Lututku terasa lemah, tapi aku memaksa diri untuk tetap berdiri, ketegangan di ruangan itu menjadi pekat hingga bisa tersedak. Kepatuhan? Kata itu menggema di benakku, melilit rasa diriku yang sudah rapuh seperti rantai. Dia tidak hanya bermaksud ketaatan; dia bermaksud penyerahan—penyerahan total dan mutlak pada kehendaknya. Kehendak seorang Lycan.
Ayahku mengangguk, tidak sadar akan badai yang mengamuk di dalam diriku. "Tentu saja, tentu saja! Dia akan melakukan apapun yang dibutuhkan untuk kebaikan aliansi. Bukan begitu, Ellen?"
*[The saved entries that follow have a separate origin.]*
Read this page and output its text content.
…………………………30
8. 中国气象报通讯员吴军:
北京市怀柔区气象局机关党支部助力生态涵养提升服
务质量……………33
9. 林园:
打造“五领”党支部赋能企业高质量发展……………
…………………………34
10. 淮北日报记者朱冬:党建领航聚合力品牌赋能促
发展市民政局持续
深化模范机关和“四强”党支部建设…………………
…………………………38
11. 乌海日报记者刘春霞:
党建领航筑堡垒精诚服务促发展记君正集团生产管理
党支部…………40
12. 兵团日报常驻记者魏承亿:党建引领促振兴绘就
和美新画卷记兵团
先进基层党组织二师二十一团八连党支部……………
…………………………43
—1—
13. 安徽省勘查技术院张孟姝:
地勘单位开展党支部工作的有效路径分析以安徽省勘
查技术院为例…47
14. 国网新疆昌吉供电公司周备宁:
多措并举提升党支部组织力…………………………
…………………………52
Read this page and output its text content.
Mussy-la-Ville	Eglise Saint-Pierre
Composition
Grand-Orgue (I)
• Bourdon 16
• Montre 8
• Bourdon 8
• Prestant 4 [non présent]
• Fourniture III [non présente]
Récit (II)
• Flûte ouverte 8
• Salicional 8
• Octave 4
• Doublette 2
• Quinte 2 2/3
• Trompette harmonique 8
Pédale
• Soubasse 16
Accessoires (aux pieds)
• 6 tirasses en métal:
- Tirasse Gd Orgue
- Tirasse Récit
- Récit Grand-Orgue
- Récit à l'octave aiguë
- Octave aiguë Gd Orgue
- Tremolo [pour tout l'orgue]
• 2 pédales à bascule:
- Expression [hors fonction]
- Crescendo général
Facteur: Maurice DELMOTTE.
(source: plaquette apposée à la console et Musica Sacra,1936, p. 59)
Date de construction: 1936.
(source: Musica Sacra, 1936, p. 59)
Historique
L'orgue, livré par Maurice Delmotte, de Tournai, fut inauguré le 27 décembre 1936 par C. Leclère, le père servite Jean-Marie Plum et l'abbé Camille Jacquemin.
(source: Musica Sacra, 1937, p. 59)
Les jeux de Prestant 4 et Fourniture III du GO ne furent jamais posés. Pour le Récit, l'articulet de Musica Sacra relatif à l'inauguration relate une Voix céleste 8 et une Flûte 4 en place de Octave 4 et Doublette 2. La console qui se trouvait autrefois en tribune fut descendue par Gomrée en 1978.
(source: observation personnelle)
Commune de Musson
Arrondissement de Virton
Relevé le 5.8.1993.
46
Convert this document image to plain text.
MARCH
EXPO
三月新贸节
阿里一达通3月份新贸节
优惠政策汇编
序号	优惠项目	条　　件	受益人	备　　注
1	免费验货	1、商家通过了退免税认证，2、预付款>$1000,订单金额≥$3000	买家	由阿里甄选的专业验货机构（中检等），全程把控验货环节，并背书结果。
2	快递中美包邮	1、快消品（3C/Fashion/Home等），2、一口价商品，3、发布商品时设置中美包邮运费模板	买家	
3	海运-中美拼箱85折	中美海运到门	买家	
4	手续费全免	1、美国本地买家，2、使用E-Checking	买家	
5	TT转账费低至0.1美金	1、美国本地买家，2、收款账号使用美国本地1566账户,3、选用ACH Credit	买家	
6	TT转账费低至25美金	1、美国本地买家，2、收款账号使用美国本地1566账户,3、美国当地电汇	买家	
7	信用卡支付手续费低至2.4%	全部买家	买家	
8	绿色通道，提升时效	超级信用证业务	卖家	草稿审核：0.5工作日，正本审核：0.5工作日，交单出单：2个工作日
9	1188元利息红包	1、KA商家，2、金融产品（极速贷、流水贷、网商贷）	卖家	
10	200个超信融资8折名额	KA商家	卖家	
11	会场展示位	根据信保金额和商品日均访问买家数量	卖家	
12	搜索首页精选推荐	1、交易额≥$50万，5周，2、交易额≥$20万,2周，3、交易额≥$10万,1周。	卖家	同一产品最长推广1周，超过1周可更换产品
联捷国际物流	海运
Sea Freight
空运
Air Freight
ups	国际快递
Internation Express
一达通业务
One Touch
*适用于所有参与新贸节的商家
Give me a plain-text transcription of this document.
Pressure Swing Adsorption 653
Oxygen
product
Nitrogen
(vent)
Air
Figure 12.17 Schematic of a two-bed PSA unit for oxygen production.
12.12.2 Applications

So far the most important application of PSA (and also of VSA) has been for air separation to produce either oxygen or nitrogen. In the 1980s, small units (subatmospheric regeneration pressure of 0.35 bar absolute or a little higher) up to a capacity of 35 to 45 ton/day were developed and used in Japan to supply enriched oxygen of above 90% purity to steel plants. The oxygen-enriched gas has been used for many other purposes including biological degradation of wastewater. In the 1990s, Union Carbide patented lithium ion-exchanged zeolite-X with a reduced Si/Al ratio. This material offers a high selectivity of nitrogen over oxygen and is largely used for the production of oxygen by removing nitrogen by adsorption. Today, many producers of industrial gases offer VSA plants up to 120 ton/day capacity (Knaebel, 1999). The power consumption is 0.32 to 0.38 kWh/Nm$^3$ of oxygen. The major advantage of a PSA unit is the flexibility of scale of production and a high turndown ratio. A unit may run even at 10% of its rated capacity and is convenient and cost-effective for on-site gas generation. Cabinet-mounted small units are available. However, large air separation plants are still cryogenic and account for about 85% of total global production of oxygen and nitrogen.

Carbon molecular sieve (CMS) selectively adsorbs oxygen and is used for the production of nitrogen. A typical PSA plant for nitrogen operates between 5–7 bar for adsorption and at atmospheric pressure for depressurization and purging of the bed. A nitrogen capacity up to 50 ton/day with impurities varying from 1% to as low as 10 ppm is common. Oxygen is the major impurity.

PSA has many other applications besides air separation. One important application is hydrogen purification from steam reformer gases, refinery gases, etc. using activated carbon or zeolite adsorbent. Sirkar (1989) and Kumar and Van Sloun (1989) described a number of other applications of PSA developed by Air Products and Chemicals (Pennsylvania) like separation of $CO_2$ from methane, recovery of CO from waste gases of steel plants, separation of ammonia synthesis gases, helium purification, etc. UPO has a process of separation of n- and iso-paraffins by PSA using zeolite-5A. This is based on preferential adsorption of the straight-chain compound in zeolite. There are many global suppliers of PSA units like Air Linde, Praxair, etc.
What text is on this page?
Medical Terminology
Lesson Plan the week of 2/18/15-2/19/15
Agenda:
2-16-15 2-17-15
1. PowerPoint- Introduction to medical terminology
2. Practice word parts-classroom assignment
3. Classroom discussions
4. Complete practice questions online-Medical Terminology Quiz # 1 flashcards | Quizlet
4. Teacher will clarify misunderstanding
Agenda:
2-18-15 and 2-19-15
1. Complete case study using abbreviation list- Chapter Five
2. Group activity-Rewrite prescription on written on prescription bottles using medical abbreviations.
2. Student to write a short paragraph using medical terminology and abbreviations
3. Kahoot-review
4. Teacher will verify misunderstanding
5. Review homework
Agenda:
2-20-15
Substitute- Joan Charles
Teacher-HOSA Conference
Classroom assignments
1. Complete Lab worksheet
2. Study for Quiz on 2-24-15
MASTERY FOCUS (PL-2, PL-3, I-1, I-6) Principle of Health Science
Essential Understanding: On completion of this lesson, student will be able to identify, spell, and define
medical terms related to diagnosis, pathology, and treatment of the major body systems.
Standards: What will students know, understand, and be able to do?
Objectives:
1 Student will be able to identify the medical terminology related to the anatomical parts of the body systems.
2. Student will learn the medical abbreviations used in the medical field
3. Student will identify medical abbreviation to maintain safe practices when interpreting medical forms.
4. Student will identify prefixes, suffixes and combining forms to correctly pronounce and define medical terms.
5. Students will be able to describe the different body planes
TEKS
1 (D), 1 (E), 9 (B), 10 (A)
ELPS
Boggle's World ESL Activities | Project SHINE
Aku tidak dapat berbicara. Baru saja dia memanggilku dengan nama saudara perempuanku?
Ibuku tertawa canggung. "Dan siapa yang tidak akan patuh pada Anda, raja Lycan yang perkasa."
Mataku melebar saat aku sadar dampaknya seperti peluru menghujam dadaku. Ini bukan sembarang Lycan. Pria yang aku diserahkan kepadanya adalah Hades Stavros, tangan maut itu sendiri.